DuBois Chemicals produces a variety of chemicals for industrial end markets, including metal-working fluids, at a time when industrial activity has not been great, he said.
ANGUS Chemical make paint additives, and Versum Materials makes electronic chemicals. The markets for both of these products are in rather late economic cycles. Other companies in the report are exposed to commodities.
Despite the large differences among these issuers, they are often exposed to end markets with slow growth.
This slow growth is one of the reasons why newly rated chemical companies will likely continue to miss their financial targets for 2017, Moody’s said.
This has been an ongoing pattern among chemical companies newly rated by Moody’s.
Among the eight that were rated in 2015, they were nearly 30% short of their own 2016 targets for earnings before interest, tax, depreciation, and amortization (EBITDA), Moody’s said.
The new issuers in 2014 missed their 2015 EBITDA targets by 13%. The 2013 new issuers missed their 2014 targets by 11%.
Even though these companies missed their EBITDA targets, their ratings were remarkably stable. That’s because Moody’s did not factor in significant earnings growth when it issued its ratings.
Something similar happened with debt reduction. Moody’s did not factor in a large amount.
These companies did intend to lower their debt, according to Moody’s. However, once they received their ratings, their debt often rose because they pursued acquisitions or sponsored dividends.

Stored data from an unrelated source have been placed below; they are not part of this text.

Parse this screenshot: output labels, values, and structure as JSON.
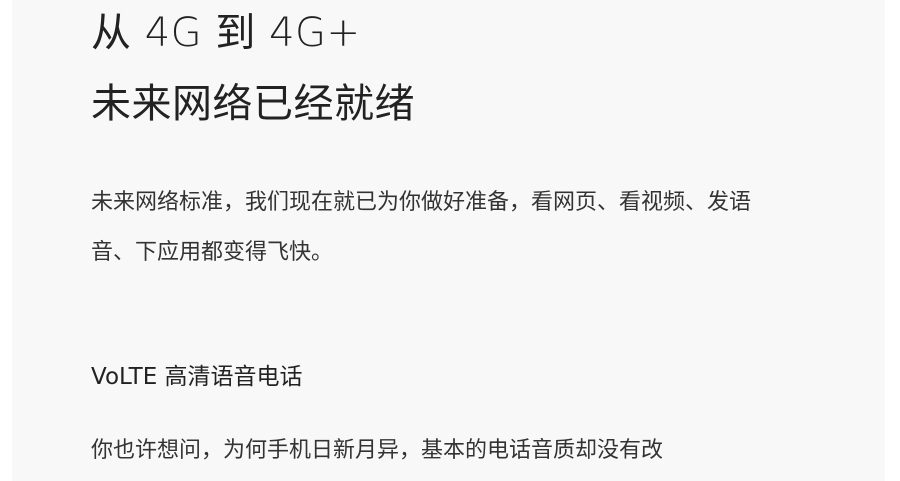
{
  "hero": {
    "title_line1": "从 4G 到 4G+",
    "title_line2": "未来网络已经就绪"
  },
  "intro": {
    "paragraph": "未来网络标准，我们现在就已为你做好准备，看网页、看视频、发语音、下应用都变得飞快。"
  },
  "volte": {
    "heading": "VoLTE 高清语音电话",
    "paragraph": "你也许想问，为何手机日新月异，基本的电话音质却没有改"
  }
}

“This willingness indicates that credit quality and protecting the rating are not always top priorities, especially in dealing with a low growth environment,” the report said.
The new owners of companies typically make their acquisitions because they expect their targets to grow, Nelson said. If their new business cannot meet targets with organic growth, sometimes they attempt to reach them with further acquisitions.

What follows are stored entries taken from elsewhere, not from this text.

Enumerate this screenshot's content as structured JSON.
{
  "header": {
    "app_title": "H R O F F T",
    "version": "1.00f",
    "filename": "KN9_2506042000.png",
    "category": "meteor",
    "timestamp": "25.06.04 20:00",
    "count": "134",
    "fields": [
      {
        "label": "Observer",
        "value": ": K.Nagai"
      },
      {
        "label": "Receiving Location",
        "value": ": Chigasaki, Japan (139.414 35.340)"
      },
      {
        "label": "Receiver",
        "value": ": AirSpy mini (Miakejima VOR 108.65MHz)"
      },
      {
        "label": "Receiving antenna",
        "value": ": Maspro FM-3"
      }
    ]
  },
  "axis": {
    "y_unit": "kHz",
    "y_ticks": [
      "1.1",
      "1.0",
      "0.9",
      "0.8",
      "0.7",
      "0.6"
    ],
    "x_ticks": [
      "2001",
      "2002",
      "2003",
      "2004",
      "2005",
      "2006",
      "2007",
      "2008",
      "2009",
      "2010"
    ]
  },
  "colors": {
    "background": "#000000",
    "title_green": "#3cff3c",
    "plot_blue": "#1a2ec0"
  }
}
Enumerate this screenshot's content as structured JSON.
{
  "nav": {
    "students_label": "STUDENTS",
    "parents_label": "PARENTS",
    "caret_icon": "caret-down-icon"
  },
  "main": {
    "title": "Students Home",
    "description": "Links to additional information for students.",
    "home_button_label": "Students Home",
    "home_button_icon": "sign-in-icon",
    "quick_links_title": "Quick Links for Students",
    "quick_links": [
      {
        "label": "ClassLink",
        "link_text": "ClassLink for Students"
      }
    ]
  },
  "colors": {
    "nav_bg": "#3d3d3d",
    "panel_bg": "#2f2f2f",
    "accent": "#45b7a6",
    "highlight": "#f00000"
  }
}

Similarly, companies may decide to use dividends to obtain a rate of return they would have normally achieved with higher earnings.

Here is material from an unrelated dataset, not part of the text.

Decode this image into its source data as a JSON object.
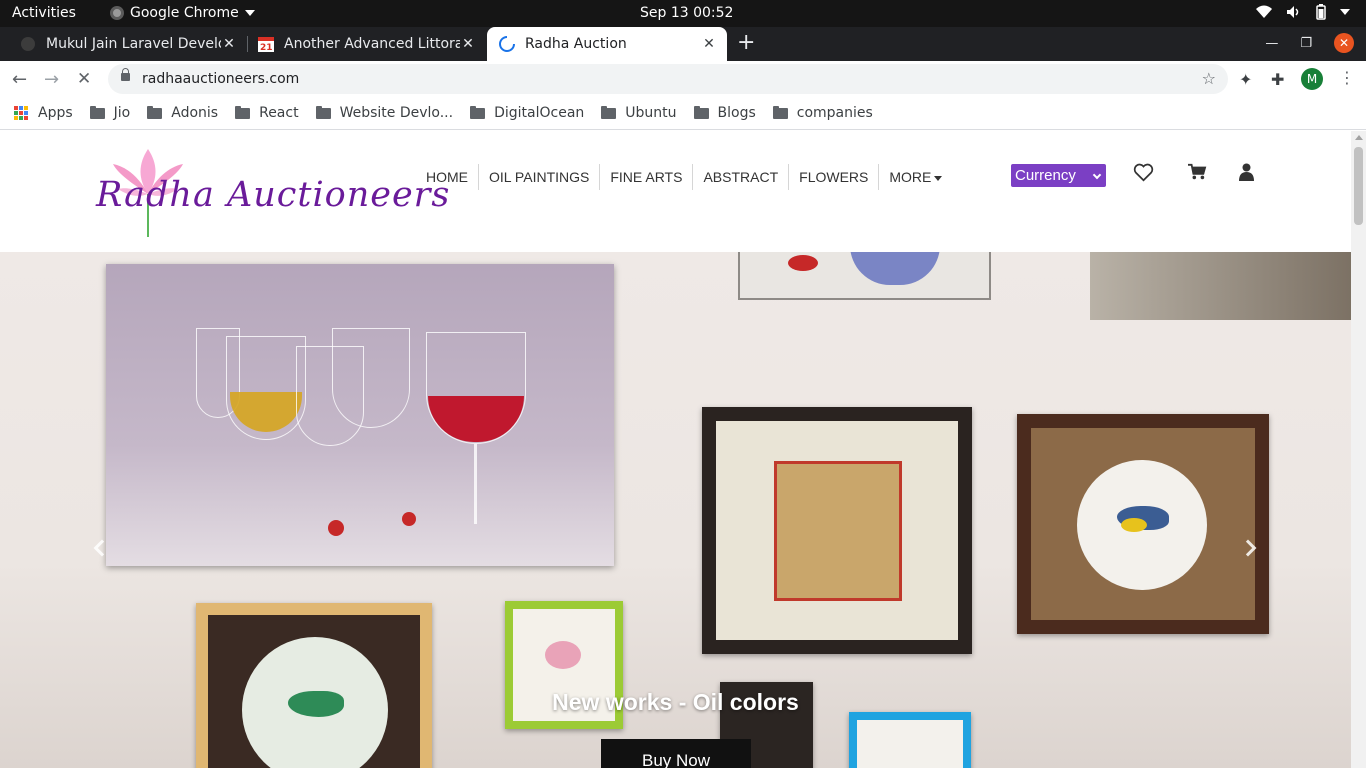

Raising dividends and acquiring more companies are especially common if the new owner is a private equity firm, Nelson said. Investments from such firms come with growth expectations.
Private equity has been absent from the recent wave of deal making that resulted in new ratings. This was caused by the decline in commodity prices, which made it more difficult to obtain financing, and less investor interest for chemical private equity deals, Nelson said.
While financing costs are still elevated, they have since fallen with the recovery in commodity prices. With that, private equity firms could resume making chemical deals.
Looking ahead, there should be more opportunities.
The industry is going through a wave of large mergers, with the one between Dow Chemical and DuPont being the most prominent.
Already, DuPont has agreed to sell a portion of its crop-protection business to FMC. Dow Chemical will sell its ethylene acrylic acid copolymers and ionomers business to South Korea-based SK Global Chemical.
Once these deals close, the combined companies will likely review their portfolios and shed the businesses that no longer fit. Anti-trust regulators may also force them to sell segments.
This should open up opportunities for private equity firms. However, financing costs could still remain a hurdle. Meanwhile, some strategic buyers have significant synergy opportunities or could close deals more quickly.
For example, Axalta Coating System recently acquired the North American industrial wood-coatings business of Valspar, a deal first announced in April.
“Financing costs for lower-rated new chemical companies are not back to what they were in 2014 and I don’t think investors are as exuberant as they were in 2014 when we saw more very low rated deals”, Nelson said. “You may see businesses that come out of the mega-deals that are big enough for private equity firms to take an interest, but they might end up with a strategic anyhow.”